Abstracts: ISEE 21st Annual Conference, Dublin, Ireland, August 25–29, 2009: Symposium Abstracts
Background and Objective:
The INMA project (Childhood and Environment) studies the possible effects of environmental contaminants on infant growth and development. Exposure to lead (Pb) during the prenatal period has been associated with adverse effects on fetal development. This study aims to investigate exposure to Pb in 524 children born in Zumarraga hospital (INMA-Gipuzkoa cohort), which serves 25 municipalities in Gipuzkoa (Basque country, Spain).
During 2003–2007, Pb and PM10 levels in the air were measured in urban centres with metallurgical activity and in one municipality without such activity. Cord blood Pb was analysed in 524 children, as an indicator of exposure. The level of Pb in drinking water was analyzed throughout all 25 municipalities. Pb, PM2.5 and PM10 levels were determined using gravimetric analysis and inductively coupled plasma atomic emission spectroscopy. Cord blood Pb was determined using electrothermal atomic absorption. Pb in drinking water was analysed quarterly using graphite furnace atomic absorption spectrophotometry.

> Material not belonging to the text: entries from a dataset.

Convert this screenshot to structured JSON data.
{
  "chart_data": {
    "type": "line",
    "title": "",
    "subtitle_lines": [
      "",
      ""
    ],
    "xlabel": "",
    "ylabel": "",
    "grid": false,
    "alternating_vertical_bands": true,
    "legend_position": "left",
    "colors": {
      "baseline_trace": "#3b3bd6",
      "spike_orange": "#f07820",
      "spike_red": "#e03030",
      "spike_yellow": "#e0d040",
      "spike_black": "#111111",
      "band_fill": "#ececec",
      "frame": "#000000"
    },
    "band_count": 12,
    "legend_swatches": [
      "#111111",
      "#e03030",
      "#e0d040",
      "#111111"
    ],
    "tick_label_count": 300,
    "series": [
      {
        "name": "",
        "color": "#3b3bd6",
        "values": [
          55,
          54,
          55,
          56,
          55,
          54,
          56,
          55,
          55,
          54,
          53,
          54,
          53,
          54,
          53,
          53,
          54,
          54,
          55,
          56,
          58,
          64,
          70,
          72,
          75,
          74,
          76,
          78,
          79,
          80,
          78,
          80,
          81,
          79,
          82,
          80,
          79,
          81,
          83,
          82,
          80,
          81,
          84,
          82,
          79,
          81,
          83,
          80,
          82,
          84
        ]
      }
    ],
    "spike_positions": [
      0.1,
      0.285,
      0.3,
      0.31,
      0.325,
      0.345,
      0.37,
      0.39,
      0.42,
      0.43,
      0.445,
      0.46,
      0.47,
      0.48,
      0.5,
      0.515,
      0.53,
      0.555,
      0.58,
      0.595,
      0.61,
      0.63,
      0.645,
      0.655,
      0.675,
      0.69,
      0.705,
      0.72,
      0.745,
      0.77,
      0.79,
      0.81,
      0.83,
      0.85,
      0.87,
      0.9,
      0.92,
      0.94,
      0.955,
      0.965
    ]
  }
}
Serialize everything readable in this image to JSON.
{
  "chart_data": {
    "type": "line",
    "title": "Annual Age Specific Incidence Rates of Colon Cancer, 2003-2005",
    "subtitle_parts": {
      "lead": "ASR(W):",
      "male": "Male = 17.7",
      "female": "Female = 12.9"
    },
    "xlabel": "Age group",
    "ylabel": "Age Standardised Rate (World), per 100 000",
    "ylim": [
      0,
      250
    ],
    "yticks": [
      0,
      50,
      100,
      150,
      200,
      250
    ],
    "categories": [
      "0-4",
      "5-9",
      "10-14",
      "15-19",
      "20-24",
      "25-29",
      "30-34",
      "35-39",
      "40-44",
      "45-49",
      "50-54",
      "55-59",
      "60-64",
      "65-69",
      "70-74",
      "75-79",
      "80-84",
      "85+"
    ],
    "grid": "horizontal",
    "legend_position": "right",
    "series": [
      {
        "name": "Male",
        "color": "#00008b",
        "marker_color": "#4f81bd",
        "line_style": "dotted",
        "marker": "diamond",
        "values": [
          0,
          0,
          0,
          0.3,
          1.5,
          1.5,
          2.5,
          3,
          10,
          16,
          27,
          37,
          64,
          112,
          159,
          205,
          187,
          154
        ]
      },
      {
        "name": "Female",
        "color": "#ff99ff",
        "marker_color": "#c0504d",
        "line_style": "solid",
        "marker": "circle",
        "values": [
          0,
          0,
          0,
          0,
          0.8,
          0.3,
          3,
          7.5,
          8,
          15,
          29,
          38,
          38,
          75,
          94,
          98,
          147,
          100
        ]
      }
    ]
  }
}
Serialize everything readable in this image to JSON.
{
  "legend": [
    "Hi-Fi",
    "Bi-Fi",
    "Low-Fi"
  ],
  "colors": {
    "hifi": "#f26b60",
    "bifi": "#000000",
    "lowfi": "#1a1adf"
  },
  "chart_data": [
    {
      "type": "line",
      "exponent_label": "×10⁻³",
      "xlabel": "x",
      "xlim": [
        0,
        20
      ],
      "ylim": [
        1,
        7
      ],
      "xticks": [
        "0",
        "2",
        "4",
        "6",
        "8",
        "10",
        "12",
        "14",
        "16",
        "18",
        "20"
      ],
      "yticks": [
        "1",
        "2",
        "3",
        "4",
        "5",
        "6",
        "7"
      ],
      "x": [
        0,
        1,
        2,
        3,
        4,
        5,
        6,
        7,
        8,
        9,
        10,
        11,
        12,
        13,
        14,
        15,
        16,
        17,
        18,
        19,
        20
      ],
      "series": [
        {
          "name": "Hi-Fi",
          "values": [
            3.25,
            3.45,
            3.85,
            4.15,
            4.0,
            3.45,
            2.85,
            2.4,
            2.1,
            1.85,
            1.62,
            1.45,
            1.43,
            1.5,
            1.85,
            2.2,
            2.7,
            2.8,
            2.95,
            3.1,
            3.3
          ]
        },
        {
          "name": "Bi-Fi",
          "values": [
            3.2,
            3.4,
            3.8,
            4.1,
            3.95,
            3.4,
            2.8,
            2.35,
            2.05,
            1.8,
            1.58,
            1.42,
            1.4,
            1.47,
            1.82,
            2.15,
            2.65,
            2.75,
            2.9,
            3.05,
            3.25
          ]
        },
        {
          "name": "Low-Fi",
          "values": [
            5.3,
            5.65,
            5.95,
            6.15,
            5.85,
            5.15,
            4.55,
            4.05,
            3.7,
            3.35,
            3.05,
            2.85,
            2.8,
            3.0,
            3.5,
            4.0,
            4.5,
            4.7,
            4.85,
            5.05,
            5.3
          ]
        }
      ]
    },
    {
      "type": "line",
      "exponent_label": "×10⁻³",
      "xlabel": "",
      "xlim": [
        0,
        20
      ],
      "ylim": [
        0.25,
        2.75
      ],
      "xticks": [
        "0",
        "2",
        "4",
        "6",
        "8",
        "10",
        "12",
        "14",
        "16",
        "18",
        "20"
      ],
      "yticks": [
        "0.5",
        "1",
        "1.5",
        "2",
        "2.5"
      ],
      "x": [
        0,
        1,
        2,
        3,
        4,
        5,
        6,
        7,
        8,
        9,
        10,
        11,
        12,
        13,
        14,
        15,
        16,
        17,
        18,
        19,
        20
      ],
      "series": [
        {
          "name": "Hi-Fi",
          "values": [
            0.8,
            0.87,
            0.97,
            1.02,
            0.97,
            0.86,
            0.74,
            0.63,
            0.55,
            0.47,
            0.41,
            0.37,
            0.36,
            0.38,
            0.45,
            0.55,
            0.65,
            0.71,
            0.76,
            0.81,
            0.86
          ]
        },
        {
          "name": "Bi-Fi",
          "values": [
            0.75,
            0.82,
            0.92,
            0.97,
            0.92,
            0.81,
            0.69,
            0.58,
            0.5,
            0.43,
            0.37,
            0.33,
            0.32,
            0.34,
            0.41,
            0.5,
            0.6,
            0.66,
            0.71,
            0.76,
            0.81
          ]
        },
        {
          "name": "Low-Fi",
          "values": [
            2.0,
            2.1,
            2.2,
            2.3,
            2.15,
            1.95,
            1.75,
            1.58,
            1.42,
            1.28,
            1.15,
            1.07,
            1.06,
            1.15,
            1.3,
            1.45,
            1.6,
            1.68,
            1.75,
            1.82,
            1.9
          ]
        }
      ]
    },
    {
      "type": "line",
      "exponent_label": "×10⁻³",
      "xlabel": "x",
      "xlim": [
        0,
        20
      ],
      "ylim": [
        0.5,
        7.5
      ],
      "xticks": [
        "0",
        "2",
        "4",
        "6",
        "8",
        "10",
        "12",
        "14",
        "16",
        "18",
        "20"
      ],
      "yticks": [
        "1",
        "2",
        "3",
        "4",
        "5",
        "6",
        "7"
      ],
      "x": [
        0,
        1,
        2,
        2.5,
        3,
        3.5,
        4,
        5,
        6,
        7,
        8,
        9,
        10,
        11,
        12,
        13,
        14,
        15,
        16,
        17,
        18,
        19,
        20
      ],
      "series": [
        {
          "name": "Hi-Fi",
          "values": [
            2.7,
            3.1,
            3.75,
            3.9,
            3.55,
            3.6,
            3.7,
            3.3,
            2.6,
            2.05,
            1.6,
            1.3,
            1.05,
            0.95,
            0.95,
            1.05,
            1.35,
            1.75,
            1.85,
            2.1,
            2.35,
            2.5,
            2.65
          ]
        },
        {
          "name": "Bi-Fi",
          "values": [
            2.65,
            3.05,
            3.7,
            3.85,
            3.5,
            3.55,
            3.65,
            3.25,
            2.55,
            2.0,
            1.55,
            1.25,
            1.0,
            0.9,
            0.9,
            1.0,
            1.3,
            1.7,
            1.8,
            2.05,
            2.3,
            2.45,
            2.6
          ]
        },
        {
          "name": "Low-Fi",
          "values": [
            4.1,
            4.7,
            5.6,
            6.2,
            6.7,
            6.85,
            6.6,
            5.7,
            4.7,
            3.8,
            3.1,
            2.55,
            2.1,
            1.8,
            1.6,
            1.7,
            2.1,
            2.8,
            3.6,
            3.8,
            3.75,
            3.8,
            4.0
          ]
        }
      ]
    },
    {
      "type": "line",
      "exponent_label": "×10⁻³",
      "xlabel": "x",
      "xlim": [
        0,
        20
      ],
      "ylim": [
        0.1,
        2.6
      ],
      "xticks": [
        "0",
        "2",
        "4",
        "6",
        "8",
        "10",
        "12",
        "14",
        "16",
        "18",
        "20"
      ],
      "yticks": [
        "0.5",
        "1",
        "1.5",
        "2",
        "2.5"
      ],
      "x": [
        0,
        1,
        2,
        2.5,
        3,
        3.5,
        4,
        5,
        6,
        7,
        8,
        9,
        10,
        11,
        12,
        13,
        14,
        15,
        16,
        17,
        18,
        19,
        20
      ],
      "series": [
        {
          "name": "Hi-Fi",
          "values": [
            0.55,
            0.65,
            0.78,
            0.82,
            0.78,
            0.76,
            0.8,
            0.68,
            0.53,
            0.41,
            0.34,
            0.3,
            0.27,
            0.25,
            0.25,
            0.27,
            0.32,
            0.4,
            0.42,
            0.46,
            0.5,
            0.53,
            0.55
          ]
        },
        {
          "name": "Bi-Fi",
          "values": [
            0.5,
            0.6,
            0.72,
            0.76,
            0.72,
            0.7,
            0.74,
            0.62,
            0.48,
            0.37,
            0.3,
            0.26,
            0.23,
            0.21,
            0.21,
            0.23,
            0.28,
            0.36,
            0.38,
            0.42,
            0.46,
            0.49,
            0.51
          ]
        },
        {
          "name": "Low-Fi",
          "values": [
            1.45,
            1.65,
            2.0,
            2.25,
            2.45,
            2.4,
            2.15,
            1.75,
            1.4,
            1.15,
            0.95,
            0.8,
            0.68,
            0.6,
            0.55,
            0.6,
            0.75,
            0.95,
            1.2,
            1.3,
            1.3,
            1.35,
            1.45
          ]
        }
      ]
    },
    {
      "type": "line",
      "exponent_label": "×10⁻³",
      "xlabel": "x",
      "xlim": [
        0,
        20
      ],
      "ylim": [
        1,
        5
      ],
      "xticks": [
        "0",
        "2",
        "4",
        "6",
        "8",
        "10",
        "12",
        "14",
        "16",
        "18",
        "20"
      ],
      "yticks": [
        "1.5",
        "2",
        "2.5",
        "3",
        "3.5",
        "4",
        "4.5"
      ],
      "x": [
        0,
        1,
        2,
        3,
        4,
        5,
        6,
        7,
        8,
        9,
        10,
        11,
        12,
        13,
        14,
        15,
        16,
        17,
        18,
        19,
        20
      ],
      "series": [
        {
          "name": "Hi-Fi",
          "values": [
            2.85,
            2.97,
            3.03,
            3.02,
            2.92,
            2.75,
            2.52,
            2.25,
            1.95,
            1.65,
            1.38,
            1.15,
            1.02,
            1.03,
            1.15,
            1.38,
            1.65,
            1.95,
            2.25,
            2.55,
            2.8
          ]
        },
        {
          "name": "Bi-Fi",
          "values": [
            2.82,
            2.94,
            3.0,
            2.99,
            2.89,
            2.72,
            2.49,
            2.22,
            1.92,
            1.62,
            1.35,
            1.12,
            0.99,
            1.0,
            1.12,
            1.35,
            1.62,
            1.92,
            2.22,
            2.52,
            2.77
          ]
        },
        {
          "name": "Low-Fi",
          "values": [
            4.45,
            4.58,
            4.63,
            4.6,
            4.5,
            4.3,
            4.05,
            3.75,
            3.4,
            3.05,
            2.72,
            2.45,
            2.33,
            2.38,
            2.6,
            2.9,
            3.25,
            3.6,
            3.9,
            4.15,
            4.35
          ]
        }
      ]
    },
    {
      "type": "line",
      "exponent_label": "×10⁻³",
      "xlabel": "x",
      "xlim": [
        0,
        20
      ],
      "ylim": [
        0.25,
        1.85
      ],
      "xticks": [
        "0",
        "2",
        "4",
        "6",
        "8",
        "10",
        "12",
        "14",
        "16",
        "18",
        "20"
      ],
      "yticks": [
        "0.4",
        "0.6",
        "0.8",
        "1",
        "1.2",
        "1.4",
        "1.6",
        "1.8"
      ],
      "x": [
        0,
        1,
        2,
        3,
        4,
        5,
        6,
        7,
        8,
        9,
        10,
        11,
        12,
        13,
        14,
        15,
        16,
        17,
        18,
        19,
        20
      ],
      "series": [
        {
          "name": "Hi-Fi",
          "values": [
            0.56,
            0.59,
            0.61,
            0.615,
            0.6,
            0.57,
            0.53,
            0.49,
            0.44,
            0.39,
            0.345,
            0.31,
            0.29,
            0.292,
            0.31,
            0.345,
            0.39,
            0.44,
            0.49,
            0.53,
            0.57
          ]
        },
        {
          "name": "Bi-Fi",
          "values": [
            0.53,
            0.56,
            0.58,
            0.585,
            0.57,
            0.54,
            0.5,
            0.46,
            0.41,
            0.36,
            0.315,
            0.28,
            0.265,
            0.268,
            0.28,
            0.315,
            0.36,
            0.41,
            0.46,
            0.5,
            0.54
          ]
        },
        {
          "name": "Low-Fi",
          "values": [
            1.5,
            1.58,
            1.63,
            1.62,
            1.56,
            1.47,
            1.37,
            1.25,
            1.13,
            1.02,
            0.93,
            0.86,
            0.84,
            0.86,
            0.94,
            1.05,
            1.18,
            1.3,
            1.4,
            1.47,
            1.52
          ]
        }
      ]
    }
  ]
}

Only in Zumarraga were atmospheric Pb levels detected that were higher than the limit established by law (0.5 μg/m3) (Mean: 0.5 μg/m3), exceeding the limit on 23.9% of days. Eighty-six percent of drinking water samples presented levels lower than the detection threshold (1 μg/l), with the mean level for all samples at 4.5 μg/l. Ninety-two percent of cord blood samples displayed values lower than the detection threshold (1 μg/l), with a mean level for all samples of 2.6 μg/l.
Exposure to lead via air and water, at levels that are below the values required by law, is reflected in low cord blood lead levels in the study area.